When I found out about the crashes, it was at the very end of third period. English class was just finishing. Mrs. Wagner was called out of the room by another teacher. I think I was arguing with Adam about something.

She came back in and announced that two planes had been flown into the Twin Towers and a bomb had gone off at the Pentagon. No one really said anything for a few moments. I remember weakly saying "Okay, what's the punchline?" The bell rang and everyone dispersed. My next class was math and no one was paying attention to numbers. Finally Mr. Armstrong let us turn on the TV. I saw the second tower collapse.

I cried during gym because I was afraid for my friends down in Suffern. I was scared that they might have had family working there, or visiting, or god forbid, been on a field trip or something...

My parents had left that morning to go to a Continuing Education class in Springfield. By the time I got home, so had they. I wasn't allowed to talk about it or watch the news around my sisters. I went into my room and pretty much glued myself to the news stations out of some mixture of absolute horror and morbid curiosity. Julia and Rachael came in and watched for a few minutes. They didn't listen when I told them to leave, because they said they'd heard about it at school.

I went online and talked to some people who were on. I remember that we were all so scared. This wasn't like anything we'd ever experienced before, even if most of us lived nowhere near the crash areas. The United States was being attacked- that wasn't an idea that fit very well into our heads. That wasn't supposed to happen. We were the good country, right? We helped out the little countries, we were friends with other good countries. We just didn't know what the hell was happening.

One of the girls had gone to school a few blocks from the towers. She said they'd been under lockdown.

I cried a lot that day and the days after that.



My dad went down to Ground Zero twice and it fucked him up. It gave him PTSD, people are saying that the stuff in the air down there caused his autoimmune disorders, and it triggered his depression like nothing I've seen before or since. Him getting fucked up fucked our family up a little bit. Nothing as bad as my parents getting divorced or anything, but he got really strict and overbearing. And he didn't have an option about going, the Salvation Army told him he had to go. So it's their fault he got fucked up, and now they just dropped him like they're not responsible for what happened. Fuck all of them.

Anyway... I'm just avoiding Facebook today because I've already seen one asshole post a picture of the towers with smoke streaming out of them. We all know what happened today, jackass, you don't need to show us again. And I can't trust the rest of the people I'm friends with to not be assholes, so... just no Facebook.

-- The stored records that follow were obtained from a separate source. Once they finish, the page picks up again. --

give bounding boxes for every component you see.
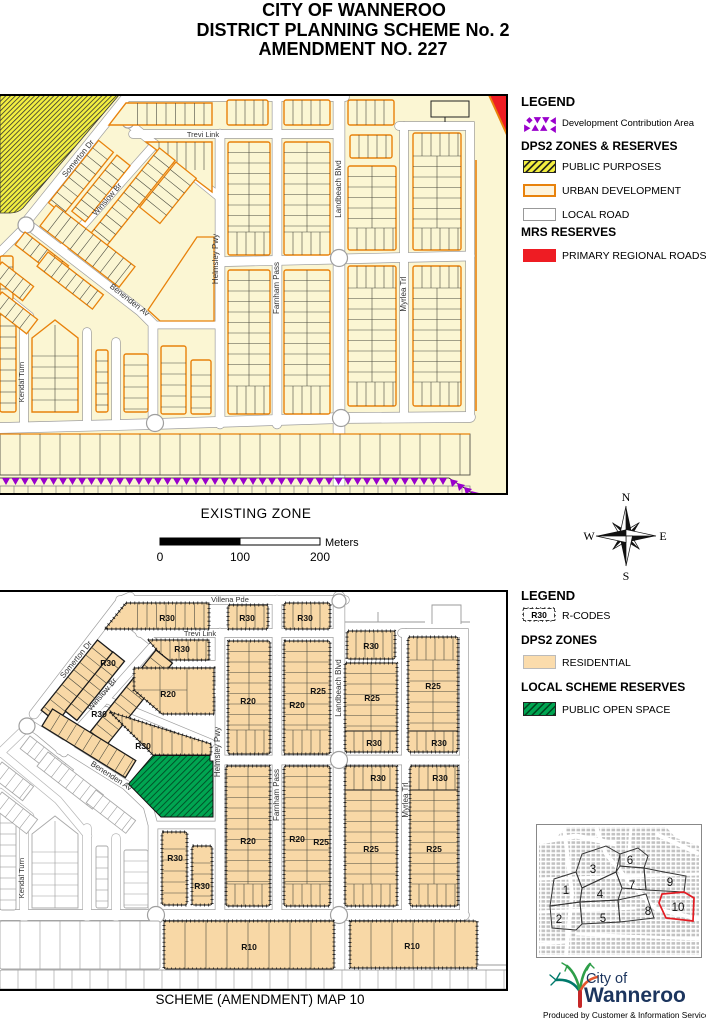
svg-text:100: 100 [230,550,250,564]
svg-text:200: 200 [310,550,330,564]
svg-text:R25: R25 [313,837,329,847]
svg-text:R30: R30 [239,613,255,623]
svg-text:9: 9 [667,877,673,889]
svg-text:R10: R10 [404,941,420,951]
svg-text:3: 3 [590,864,596,876]
svg-text:R25: R25 [310,686,326,696]
svg-text:Farnham Pass: Farnham Pass [272,262,281,314]
svg-text:6: 6 [627,855,633,867]
svg-text:Trevi Link: Trevi Link [187,130,219,139]
svg-text:N: N [622,490,631,504]
svg-text:R30: R30 [100,658,116,668]
svg-text:10: 10 [672,902,685,914]
svg-text:R20: R20 [160,689,176,699]
svg-text:Meters: Meters [325,537,359,549]
svg-text:R30: R30 [431,738,447,748]
svg-text:R20: R20 [289,700,305,710]
svg-text:R25: R25 [426,844,442,854]
svg-text:W: W [583,529,595,543]
svg-text:7: 7 [629,880,635,892]
svg-text:Landbeach Blvd: Landbeach Blvd [334,659,343,716]
svg-text:Myrlea Trl: Myrlea Trl [401,782,410,817]
svg-text:R20: R20 [240,836,256,846]
svg-text:5: 5 [600,913,606,925]
svg-text:R25: R25 [364,693,380,703]
svg-text:Kendal Turn: Kendal Turn [17,858,26,898]
svg-text:R25: R25 [425,681,441,691]
svg-text:1: 1 [563,885,569,897]
svg-text:8: 8 [645,906,651,918]
svg-text:0: 0 [157,550,164,564]
svg-text:R30: R30 [370,773,386,783]
svg-text:R30: R30 [194,881,210,891]
svg-text:Trevi Link: Trevi Link [184,629,216,638]
svg-text:Farnham Pass: Farnham Pass [272,769,281,821]
svg-text:Wanneroo: Wanneroo [584,984,686,1007]
svg-text:R20: R20 [289,834,305,844]
svg-text:R30: R30 [167,853,183,863]
svg-text:2: 2 [556,914,562,926]
svg-text:Villena Pde: Villena Pde [211,595,249,604]
svg-text:R30: R30 [366,738,382,748]
svg-text:R30: R30 [531,610,547,620]
svg-text:R30: R30 [363,641,379,651]
svg-text:Landbeach Blvd: Landbeach Blvd [334,160,343,217]
svg-text:R25: R25 [363,844,379,854]
svg-text:R20: R20 [240,696,256,706]
svg-text:R30: R30 [174,644,190,654]
svg-text:Kendal Turn: Kendal Turn [17,362,26,402]
svg-text:Helmsley Pwy: Helmsley Pwy [211,234,220,284]
svg-text:E: E [659,529,666,543]
svg-text:Helmsley Pwy: Helmsley Pwy [213,727,222,777]
svg-text:S: S [623,569,630,583]
svg-text:R30: R30 [432,773,448,783]
svg-text:Myrlea Trl: Myrlea Trl [399,276,408,311]
svg-text:R30: R30 [135,741,151,751]
svg-text:R30: R30 [297,613,313,623]
svg-text:4: 4 [597,889,604,901]
svg-text:R10: R10 [241,942,257,952]
svg-text:R30: R30 [159,613,175,623]
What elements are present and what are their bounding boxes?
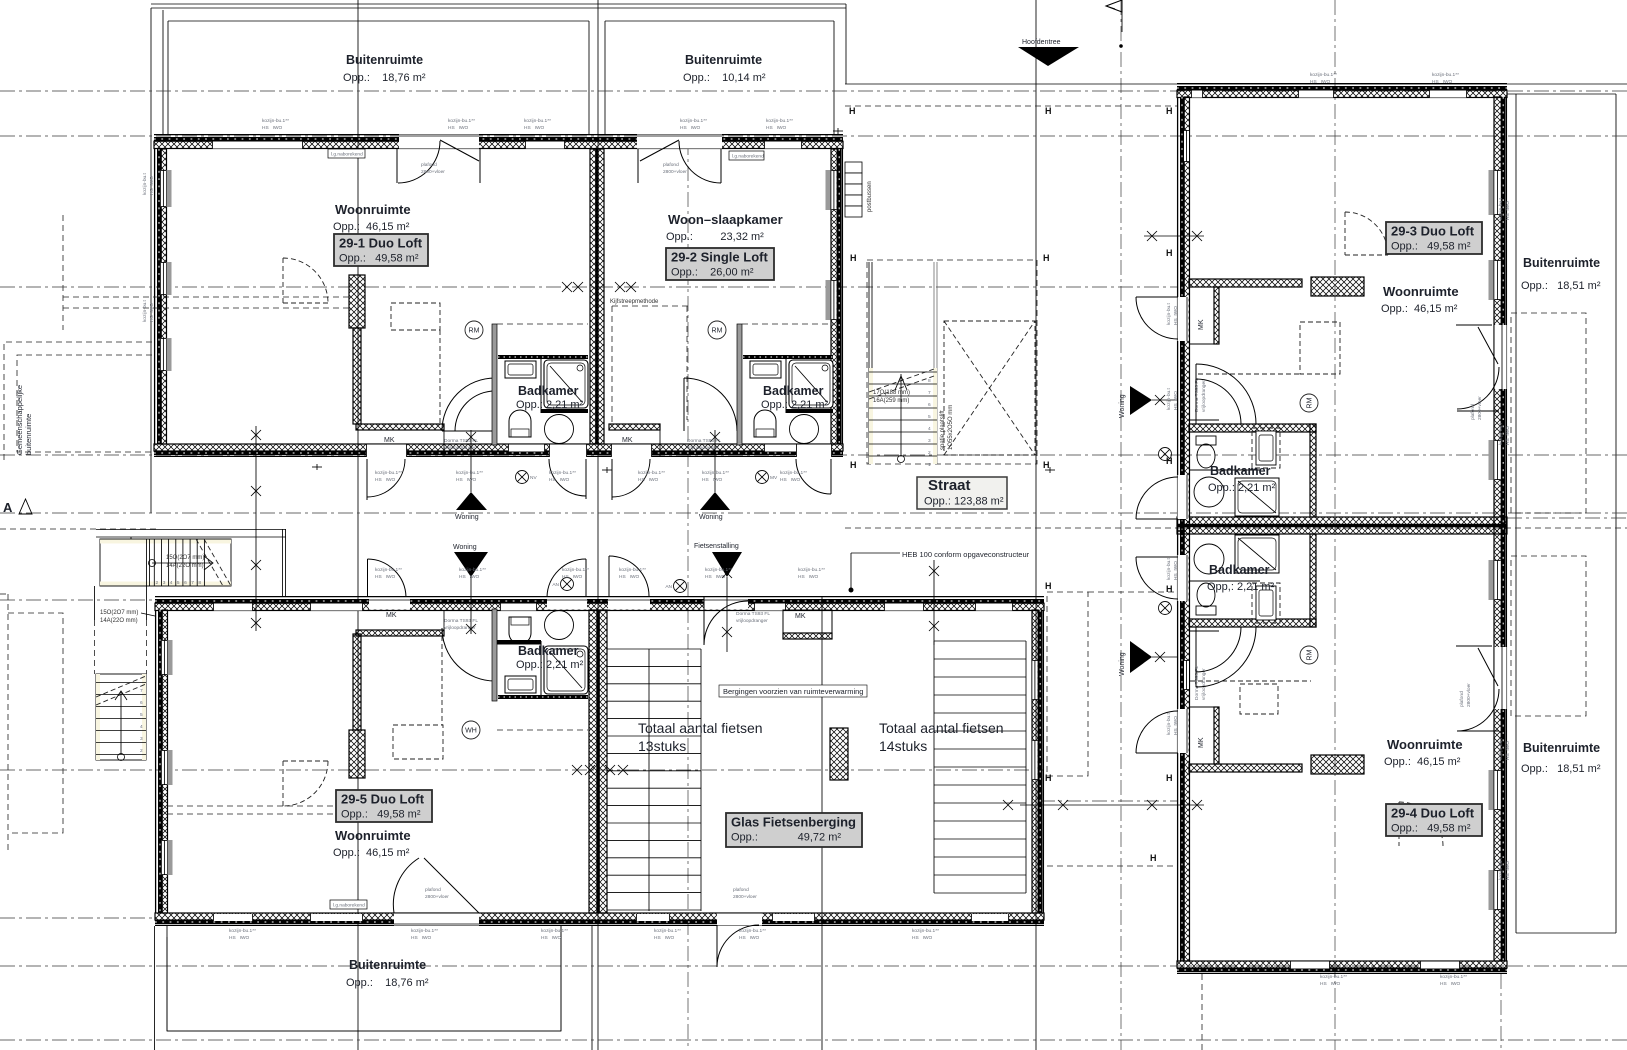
svg-text:HS IWO: HS IWO [562, 574, 583, 580]
svg-text:5: 5 [140, 712, 143, 718]
svg-text:2800+vloer: 2800+vloer [663, 169, 687, 175]
svg-text:Totaal aantal fietsen: Totaal aantal fietsen [879, 720, 1004, 736]
svg-text:HS IWO: HS IWO [766, 125, 787, 131]
svg-text:kozijn-bu.1**: kozijn-bu.1** [229, 928, 256, 934]
svg-text:plafond: plafond [1470, 404, 1476, 420]
svg-text:Dorma TS93 FL: Dorma TS93 FL [687, 438, 721, 444]
svg-text:l.g.naborekend: l.g.naborekend [732, 154, 764, 160]
svg-text:buitenruimte: buitenruimte [24, 414, 33, 455]
svg-text:Opp.: 46,15 m²: Opp.: 46,15 m² [1384, 756, 1461, 768]
svg-text:Dorma TS93 FL: Dorma TS93 FL [444, 618, 478, 624]
svg-text:Woning: Woning [455, 514, 479, 521]
svg-text:3: 3 [928, 438, 931, 444]
svg-text:15O(2O7 mm): 15O(2O7 mm) [166, 555, 204, 561]
svg-text:kozijn-bu.t: kozijn-bu.t [1166, 557, 1172, 580]
svg-text:AN: AN [665, 584, 672, 590]
svg-text:14stuks: 14stuks [879, 738, 927, 754]
svg-text:Woon–slaapkamer: Woon–slaapkamer [668, 212, 783, 227]
svg-text:kozijn-bu.t: kozijn-bu.t [1498, 737, 1504, 760]
svg-text:Badkamer: Badkamer [518, 384, 579, 398]
svg-text:7: 7 [928, 390, 931, 396]
svg-text:plafond: plafond [663, 162, 679, 168]
svg-text:H: H [1045, 106, 1052, 116]
svg-text:HS IWO: HS IWO [375, 477, 396, 483]
svg-text:15O(2O7 mm): 15O(2O7 mm) [100, 610, 138, 616]
svg-text:Woonruimte: Woonruimte [1387, 737, 1463, 752]
svg-text:7: 7 [140, 688, 143, 694]
svg-text:H: H [1166, 106, 1173, 116]
svg-text:HS IWO: HS IWO [1310, 79, 1331, 85]
svg-text:MK: MK [622, 437, 633, 444]
svg-text:H: H [850, 253, 857, 263]
svg-text:Opp.: 2,21 m²: Opp.: 2,21 m² [516, 659, 584, 671]
svg-text:3: 3 [140, 736, 143, 742]
svg-text:WH: WH [465, 728, 477, 735]
svg-text:kozijn-bu.1**: kozijn-bu.1** [1310, 72, 1337, 78]
svg-text:kozijn-bu.t: kozijn-bu.t [1166, 387, 1172, 410]
svg-text:1O55x2O5O mm: 1O55x2O5O mm [948, 405, 954, 450]
svg-text:Buitenruimte: Buitenruimte [349, 958, 426, 972]
svg-text:Kijfstreepmethode: Kijfstreepmethode [610, 299, 659, 305]
svg-text:Opp,: 2,21 m²: Opp,: 2,21 m² [1207, 581, 1275, 593]
svg-text:HS IWO: HS IWO [459, 574, 480, 580]
svg-text:MK: MK [1198, 319, 1205, 330]
svg-text:MK: MK [1198, 737, 1205, 748]
svg-text:kozijn-bu.1**: kozijn-bu.1** [1432, 72, 1459, 78]
svg-text:2800+vloer: 2800+vloer [1477, 396, 1483, 420]
svg-text:MK: MK [384, 437, 395, 444]
svg-text:2800+vloer: 2800+vloer [1466, 683, 1472, 707]
svg-text:Totaal aantal fietsen: Totaal aantal fietsen [638, 720, 763, 736]
svg-text:7: 7 [191, 580, 194, 586]
svg-text:H: H [1166, 584, 1173, 594]
svg-text:HS IWO: HS IWO [1173, 561, 1179, 580]
svg-text:Woonruimte: Woonruimte [1383, 284, 1459, 299]
svg-text:Badkamer: Badkamer [1209, 563, 1270, 577]
svg-text:Bergingen voorzien van ruimtev: Bergingen voorzien van ruimteverwarming [723, 687, 863, 696]
svg-text:6: 6 [140, 700, 143, 706]
svg-text:HS IWO: HS IWO [549, 477, 570, 483]
svg-text:4: 4 [170, 580, 173, 586]
svg-text:Woning: Woning [453, 544, 477, 551]
svg-text:l.g.naborekend: l.g.naborekend [331, 152, 363, 158]
svg-text:HS IWO: HS IWO [541, 935, 562, 941]
svg-text:Opp.: 49,58 m²: Opp.: 49,58 m² [1391, 823, 1471, 835]
svg-text:kozijn-bu.1**: kozijn-bu.1** [1440, 974, 1467, 980]
svg-text:l.g.naborekend: l.g.naborekend [333, 903, 365, 909]
svg-text:2800+vloer: 2800+vloer [421, 169, 445, 175]
svg-text:HS IWO: HS IWO [448, 125, 469, 131]
svg-text:29-1 Duo Loft: 29-1 Duo Loft [339, 236, 423, 251]
svg-text:HS IWO: HS IWO [705, 574, 726, 580]
svg-text:kozijn-bu.1**: kozijn-bu.1** [541, 928, 568, 934]
svg-text:6: 6 [184, 580, 187, 586]
svg-text:NV: NV [530, 475, 537, 481]
svg-text:2: 2 [156, 580, 159, 586]
svg-text:kozijn-bu.1**: kozijn-bu.1** [459, 567, 486, 573]
svg-text:HS IWO: HS IWO [524, 125, 545, 131]
svg-text:HS IWO: HS IWO [739, 935, 760, 941]
svg-text:kozijn-bu.t: kozijn-bu.t [1498, 197, 1504, 220]
svg-text:Buitenruimte: Buitenruimte [1523, 256, 1600, 270]
svg-text:HS IWO: HS IWO [456, 477, 477, 483]
svg-text:HS IWO: HS IWO [1505, 201, 1511, 220]
svg-text:RM: RM [712, 328, 723, 335]
svg-text:Woning: Woning [1119, 394, 1126, 418]
svg-text:Buitenruimte: Buitenruimte [685, 53, 762, 67]
svg-text:Opp.: 49,58 m²: Opp.: 49,58 m² [341, 809, 421, 821]
svg-text:5: 5 [928, 414, 931, 420]
svg-text:plafond: plafond [733, 887, 749, 893]
svg-text:Hoofdentree: Hoofdentree [1022, 39, 1061, 46]
svg-text:HS IWO: HS IWO [1173, 716, 1179, 735]
svg-text:H: H [1166, 248, 1173, 258]
svg-text:Dorma TS93 FL: Dorma TS93 FL [1194, 666, 1200, 700]
svg-text:8: 8 [928, 378, 931, 384]
svg-text:H: H [1166, 773, 1173, 783]
svg-text:AN: AN [552, 582, 559, 588]
svg-text:H: H [1166, 456, 1173, 466]
svg-text:kozijn-bu.1**: kozijn-bu.1** [375, 470, 402, 476]
svg-text:kozijn-bu.1**: kozijn-bu.1** [562, 567, 589, 573]
svg-text:kozijn-bu.1**: kozijn-bu.1** [638, 470, 665, 476]
svg-text:HS IWO: HS IWO [680, 125, 701, 131]
svg-text:A: A [3, 500, 13, 515]
svg-text:plafond: plafond [425, 887, 441, 893]
svg-text:8: 8 [198, 580, 201, 586]
svg-text:Opp.: 23,32 m²: Opp.: 23,32 m² [666, 231, 764, 243]
svg-text:Opp.: 46,15 m²: Opp.: 46,15 m² [333, 221, 410, 233]
svg-text:3: 3 [163, 580, 166, 586]
svg-text:HS IWO: HS IWO [375, 574, 396, 580]
svg-text:HS IWO: HS IWO [912, 935, 933, 941]
svg-text:kozijn-bu.1**: kozijn-bu.1** [654, 928, 681, 934]
svg-text:Badkamer: Badkamer [518, 644, 579, 658]
svg-text:kozijn-bu.t: kozijn-bu.t [142, 172, 148, 195]
svg-text:RM: RM [1307, 649, 1314, 660]
svg-text:Opp.: 18,76 m²: Opp.: 18,76 m² [343, 72, 426, 84]
svg-text:kozijn-bu.1**: kozijn-bu.1** [456, 470, 483, 476]
svg-text:kozijn-bu.1**: kozijn-bu.1** [549, 470, 576, 476]
svg-text:Opp.: 10,14 m²: Opp.: 10,14 m² [683, 72, 766, 84]
svg-text:Straat: Straat [928, 477, 971, 494]
svg-text:HS IWO: HS IWO [780, 477, 801, 483]
svg-text:Fietsenstalling: Fietsenstalling [694, 543, 739, 550]
svg-text:14A(22O mm): 14A(22O mm) [166, 563, 204, 569]
svg-text:Buitenruimte: Buitenruimte [1523, 741, 1600, 755]
svg-text:plafond: plafond [421, 162, 437, 168]
svg-text:14A(22O mm): 14A(22O mm) [100, 618, 138, 624]
svg-text:HS IWO: HS IWO [1173, 306, 1179, 325]
svg-text:MV: MV [770, 475, 778, 481]
svg-text:5: 5 [177, 580, 180, 586]
svg-text:HS IWO: HS IWO [1173, 391, 1179, 410]
svg-text:kozijn-bu.1**: kozijn-bu.1** [680, 118, 707, 124]
svg-text:Opp.: 26,00 m²: Opp.: 26,00 m² [671, 267, 754, 279]
svg-text:29-2 Single Loft: 29-2 Single Loft [671, 250, 768, 265]
svg-text:HS IWO: HS IWO [1505, 741, 1511, 760]
svg-text:HS IWO: HS IWO [262, 125, 283, 131]
svg-text:HS IWO: HS IWO [149, 176, 155, 195]
svg-text:kozijn-bu.1**: kozijn-bu.1** [411, 928, 438, 934]
svg-text:HS IWO: HS IWO [798, 574, 819, 580]
svg-text:H: H [849, 106, 856, 116]
svg-text:Opp.: 18,51 m²: Opp.: 18,51 m² [1521, 763, 1601, 775]
svg-text:Dorma TS93 FL: Dorma TS93 FL [444, 438, 478, 444]
svg-text:HS IWO: HS IWO [229, 935, 250, 941]
svg-text:Opp.: 123,88 m²: Opp.: 123,88 m² [924, 496, 1004, 508]
svg-text:kozijn-bu.1**: kozijn-bu.1** [702, 470, 729, 476]
svg-text:29-3 Duo Loft: 29-3 Duo Loft [1391, 224, 1475, 239]
svg-text:2800+vloer: 2800+vloer [733, 894, 757, 900]
svg-text:Opp.: 49,58 m²: Opp.: 49,58 m² [1391, 241, 1471, 253]
svg-text:kozijn-bu.1**: kozijn-bu.1** [375, 567, 402, 573]
svg-text:kozijn-bu.1**: kozijn-bu.1** [1320, 974, 1347, 980]
svg-text:Opp.: 46,15 m²: Opp.: 46,15 m² [333, 847, 410, 859]
svg-text:Glas Fietsenberging: Glas Fietsenberging [731, 815, 856, 830]
svg-text:kozijn-bu.t: kozijn-bu.t [1166, 712, 1172, 735]
svg-text:H: H [1150, 853, 1157, 863]
svg-text:17O(188 mm): 17O(188 mm) [873, 390, 910, 396]
svg-text:vrijloopdranger: vrijloopdranger [1201, 668, 1207, 700]
svg-text:HS IWO: HS IWO [1505, 426, 1511, 445]
svg-text:kozijn-bu.1**: kozijn-bu.1** [524, 118, 551, 124]
svg-text:kozijn-bu.1**: kozijn-bu.1** [766, 118, 793, 124]
svg-text:Opp.: 49,58 m²: Opp.: 49,58 m² [339, 253, 419, 265]
svg-text:2: 2 [140, 748, 143, 754]
svg-text:H: H [1043, 460, 1050, 470]
svg-text:H: H [1045, 773, 1052, 783]
svg-text:HS IWO: HS IWO [149, 303, 155, 322]
svg-text:1: 1 [928, 462, 931, 468]
svg-text:Opp.: 2,21 m²: Opp.: 2,21 m² [761, 399, 829, 411]
svg-text:H: H [1045, 581, 1052, 591]
svg-text:Buitenruimte: Buitenruimte [346, 53, 423, 67]
svg-text:HS IWO: HS IWO [1432, 79, 1453, 85]
svg-text:Woning: Woning [1119, 652, 1126, 676]
svg-text:2800+vloer: 2800+vloer [425, 894, 449, 900]
svg-text:Badkamer: Badkamer [763, 384, 824, 398]
svg-text:spatie plaatslift: spatie plaatslift [940, 410, 946, 450]
svg-text:RM: RM [469, 328, 480, 335]
svg-text:Opp.: 2,21 m²: Opp.: 2,21 m² [1208, 482, 1276, 494]
svg-text:kozijn-bu.1**: kozijn-bu.1** [448, 118, 475, 124]
svg-text:HS IWO: HS IWO [1320, 981, 1341, 987]
svg-text:kozijn-bu.1**: kozijn-bu.1** [780, 470, 807, 476]
svg-text:postbussen: postbussen [867, 181, 873, 212]
svg-text:29-4 Duo Loft: 29-4 Duo Loft [1391, 806, 1475, 821]
svg-text:MK: MK [386, 612, 397, 619]
svg-text:Woonruimte: Woonruimte [335, 828, 411, 843]
svg-text:4: 4 [928, 426, 931, 432]
svg-text:Woonruimte: Woonruimte [335, 202, 411, 217]
svg-text:HEB 100 conform opgaveconstruc: HEB 100 conform opgaveconstructeur [902, 550, 1030, 559]
svg-text:H: H [850, 460, 857, 470]
svg-text:vrijloopdranger: vrijloopdranger [1201, 380, 1207, 412]
svg-text:Opp.: 46,15 m²: Opp.: 46,15 m² [1381, 303, 1458, 315]
svg-text:13stuks: 13stuks [638, 738, 686, 754]
svg-text:4: 4 [140, 724, 143, 730]
svg-text:vrijloopdranger: vrijloopdranger [736, 618, 768, 624]
svg-text:HS IWO: HS IWO [411, 935, 432, 941]
svg-text:MK: MK [795, 613, 806, 620]
svg-text:RM: RM [1307, 397, 1314, 408]
svg-text:plafond: plafond [1459, 691, 1465, 707]
svg-text:Opp.: 18,51 m²: Opp.: 18,51 m² [1521, 280, 1601, 292]
svg-text:kozijn-bu.1**: kozijn-bu.1** [262, 118, 289, 124]
svg-text:HS IWO: HS IWO [1440, 981, 1461, 987]
svg-text:Opp.: 2,21 m²: Opp.: 2,21 m² [516, 399, 584, 411]
svg-text:kozijn-bu.1**: kozijn-bu.1** [705, 567, 732, 573]
svg-text:kozijn-bu.t: kozijn-bu.t [1166, 302, 1172, 325]
svg-text:6: 6 [928, 402, 931, 408]
svg-text:kozijn-bu.t: kozijn-bu.t [1498, 857, 1504, 880]
svg-text:HS IWO: HS IWO [702, 477, 723, 483]
svg-text:kozijn-bu.1**: kozijn-bu.1** [739, 928, 766, 934]
svg-text:HS IWO: HS IWO [619, 574, 640, 580]
svg-text:HS IWO: HS IWO [1505, 861, 1511, 880]
svg-text:H: H [1043, 253, 1050, 263]
svg-text:HS IWO: HS IWO [638, 477, 659, 483]
svg-text:Dorma TS93 FL: Dorma TS93 FL [736, 611, 770, 617]
svg-text:HS IWO: HS IWO [654, 935, 675, 941]
svg-text:Gemeenschappelijke: Gemeenschappelijke [15, 385, 24, 455]
svg-text:Woning: Woning [699, 514, 723, 521]
svg-text:kozijn-bu.1**: kozijn-bu.1** [798, 567, 825, 573]
svg-text:kozijn-bu.t: kozijn-bu.t [1498, 422, 1504, 445]
svg-text:kozijn-bu.1**: kozijn-bu.1** [619, 567, 646, 573]
svg-text:vrijloopdranger: vrijloopdranger [687, 445, 719, 451]
svg-text:29-5 Duo Loft: 29-5 Duo Loft [341, 792, 425, 807]
svg-text:kozijn-bu.t: kozijn-bu.t [142, 299, 148, 322]
svg-text:kozijn-bu.1**: kozijn-bu.1** [912, 928, 939, 934]
svg-text:2: 2 [928, 450, 931, 456]
svg-text:Dorma TS93 FL: Dorma TS93 FL [1194, 378, 1200, 412]
svg-text:Opp.: 18,76 m²: Opp.: 18,76 m² [346, 977, 429, 989]
svg-text:16A(259 mm): 16A(259 mm) [873, 398, 909, 404]
svg-text:Badkamer: Badkamer [1210, 464, 1271, 478]
svg-text:Opp.: 49,72 m²: Opp.: 49,72 m² [731, 832, 841, 844]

Which means I should focus on my homework, I have three reading responses for Environmental Sustainabilty, have to watch a movie and read a book AND write a paper for Gender Power Lit & Film, and have to read two chapters for Biopsych. Oh, and I have to write a poem by Tuesday noon. I just don't have enough time to do all my homework and do all the thesis work I'm supposed to be doing and do all the clubs I want to do... but I would rather drop a class than drop any clubs. That's probably bad, isn't it?